Whenever a business applies for a loan, lenders use business credit reports to assess the business’s
creditworthiness. Business credit reports are used when businesses apply for a business loan, establish payment terms with a new vendor, or obtain a form of business credit. These reports come from three primary commercial credit reporting agencies: Dun & Bradstreet, Equifax, and Experian. Each agency collects and combines the data of millions of businesses to create business credit reports and calculate a credit rating.
SBA is required to report commercial accounts to credit reporting agencies, so on a quarterly basis, SBA reports to two of the major credit reporting agencies and to the other major reporting agency on a monthly basis. Their credit reports include current loans across the loan portfolio (including direct lending programs) and delinquent loans from the 7(a) and 504 loan programs. Data from pandemic loans such as charged-off PPP loans and both current and delinquent EIDLs.
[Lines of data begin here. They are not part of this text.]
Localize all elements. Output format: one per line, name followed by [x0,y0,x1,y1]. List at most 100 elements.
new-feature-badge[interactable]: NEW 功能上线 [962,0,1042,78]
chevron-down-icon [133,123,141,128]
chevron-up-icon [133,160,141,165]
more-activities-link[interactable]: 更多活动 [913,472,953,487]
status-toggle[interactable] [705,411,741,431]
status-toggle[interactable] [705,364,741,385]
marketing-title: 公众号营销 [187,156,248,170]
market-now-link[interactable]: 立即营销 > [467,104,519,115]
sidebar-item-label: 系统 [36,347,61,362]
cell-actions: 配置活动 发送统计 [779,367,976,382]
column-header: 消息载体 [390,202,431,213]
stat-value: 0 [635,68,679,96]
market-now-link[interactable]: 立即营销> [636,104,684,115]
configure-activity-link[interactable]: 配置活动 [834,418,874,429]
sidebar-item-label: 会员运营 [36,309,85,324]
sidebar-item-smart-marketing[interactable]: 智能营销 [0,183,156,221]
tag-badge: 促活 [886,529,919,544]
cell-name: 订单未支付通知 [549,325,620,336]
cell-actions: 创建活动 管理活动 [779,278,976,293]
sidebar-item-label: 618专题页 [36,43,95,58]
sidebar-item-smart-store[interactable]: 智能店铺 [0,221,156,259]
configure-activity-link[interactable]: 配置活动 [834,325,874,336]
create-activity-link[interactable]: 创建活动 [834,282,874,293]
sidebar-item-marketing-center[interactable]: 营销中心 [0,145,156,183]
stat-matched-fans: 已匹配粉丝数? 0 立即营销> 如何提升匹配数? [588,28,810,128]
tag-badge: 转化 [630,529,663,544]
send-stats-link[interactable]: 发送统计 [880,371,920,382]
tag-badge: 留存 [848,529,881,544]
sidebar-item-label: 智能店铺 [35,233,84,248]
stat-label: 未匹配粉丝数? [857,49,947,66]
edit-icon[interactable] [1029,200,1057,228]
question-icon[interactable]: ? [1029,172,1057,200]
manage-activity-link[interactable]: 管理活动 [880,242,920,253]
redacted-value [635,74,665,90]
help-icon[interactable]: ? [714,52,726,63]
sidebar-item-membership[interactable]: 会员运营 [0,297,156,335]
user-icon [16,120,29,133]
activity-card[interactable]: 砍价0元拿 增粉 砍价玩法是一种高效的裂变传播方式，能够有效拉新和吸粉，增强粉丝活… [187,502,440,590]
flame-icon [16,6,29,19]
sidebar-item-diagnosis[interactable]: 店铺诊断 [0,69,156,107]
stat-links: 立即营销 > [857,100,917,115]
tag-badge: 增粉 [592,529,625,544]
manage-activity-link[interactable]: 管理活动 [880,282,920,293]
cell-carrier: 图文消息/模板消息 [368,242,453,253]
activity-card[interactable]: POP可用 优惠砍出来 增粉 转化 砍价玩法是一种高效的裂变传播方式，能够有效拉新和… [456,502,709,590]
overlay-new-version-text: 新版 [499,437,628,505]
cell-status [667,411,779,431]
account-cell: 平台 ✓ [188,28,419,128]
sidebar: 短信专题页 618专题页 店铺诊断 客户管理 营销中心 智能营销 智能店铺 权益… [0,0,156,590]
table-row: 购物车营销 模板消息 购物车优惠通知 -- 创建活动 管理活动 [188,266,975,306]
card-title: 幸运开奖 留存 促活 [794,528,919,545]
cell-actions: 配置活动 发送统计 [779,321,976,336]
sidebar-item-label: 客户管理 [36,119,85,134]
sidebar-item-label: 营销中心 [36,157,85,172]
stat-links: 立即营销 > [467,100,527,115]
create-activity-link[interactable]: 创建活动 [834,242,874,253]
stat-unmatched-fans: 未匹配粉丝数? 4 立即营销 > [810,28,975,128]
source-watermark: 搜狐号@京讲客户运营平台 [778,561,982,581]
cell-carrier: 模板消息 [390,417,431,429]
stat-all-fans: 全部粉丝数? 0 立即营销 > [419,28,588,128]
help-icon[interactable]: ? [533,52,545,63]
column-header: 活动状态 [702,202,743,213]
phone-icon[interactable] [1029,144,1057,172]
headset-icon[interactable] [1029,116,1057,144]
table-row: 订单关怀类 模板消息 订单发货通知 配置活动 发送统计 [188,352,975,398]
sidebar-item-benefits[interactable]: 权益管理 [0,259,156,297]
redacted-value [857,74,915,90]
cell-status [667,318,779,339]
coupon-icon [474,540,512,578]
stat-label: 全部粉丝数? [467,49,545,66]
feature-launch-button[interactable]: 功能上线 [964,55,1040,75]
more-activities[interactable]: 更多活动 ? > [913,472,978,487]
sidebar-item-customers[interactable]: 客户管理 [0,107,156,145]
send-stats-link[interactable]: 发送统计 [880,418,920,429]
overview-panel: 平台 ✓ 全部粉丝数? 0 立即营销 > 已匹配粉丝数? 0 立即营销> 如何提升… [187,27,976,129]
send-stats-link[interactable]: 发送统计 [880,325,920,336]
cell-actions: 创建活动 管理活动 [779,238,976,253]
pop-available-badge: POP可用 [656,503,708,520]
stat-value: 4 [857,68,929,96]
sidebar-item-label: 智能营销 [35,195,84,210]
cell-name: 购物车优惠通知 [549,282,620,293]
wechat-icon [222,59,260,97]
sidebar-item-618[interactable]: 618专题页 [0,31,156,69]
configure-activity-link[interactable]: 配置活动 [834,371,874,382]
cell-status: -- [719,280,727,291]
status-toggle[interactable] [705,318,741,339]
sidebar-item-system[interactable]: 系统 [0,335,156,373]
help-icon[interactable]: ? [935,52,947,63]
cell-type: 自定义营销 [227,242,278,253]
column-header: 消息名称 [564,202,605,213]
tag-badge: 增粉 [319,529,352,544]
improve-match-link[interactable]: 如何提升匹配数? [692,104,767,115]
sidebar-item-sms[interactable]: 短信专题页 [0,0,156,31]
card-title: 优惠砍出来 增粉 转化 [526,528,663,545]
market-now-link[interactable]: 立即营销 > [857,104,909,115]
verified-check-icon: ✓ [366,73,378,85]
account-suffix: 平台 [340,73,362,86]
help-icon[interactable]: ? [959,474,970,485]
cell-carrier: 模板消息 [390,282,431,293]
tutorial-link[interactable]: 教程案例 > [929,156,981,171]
SBA reports the combined balance of all loans after SBA charge-off, i.e., both the lender and SBA shares, to appropriate credit reporting agencies and federal delinquent debtor databases such as CAIVRS.
SBA officials stated they report commercial credit data to Experian, and they use data from Experian to
determine if an applicant is creditworthy for its loan programs. Recently, the Inspector General found that
SBA is lacking sufficient communication and coordination with Experian, and as a result, SBA is
missing the opportunity to fully hold delinquent borrowers accountable and increasing the risk that
delinquent borrowers could obtain future loans when their creditworthiness could indicate they should not.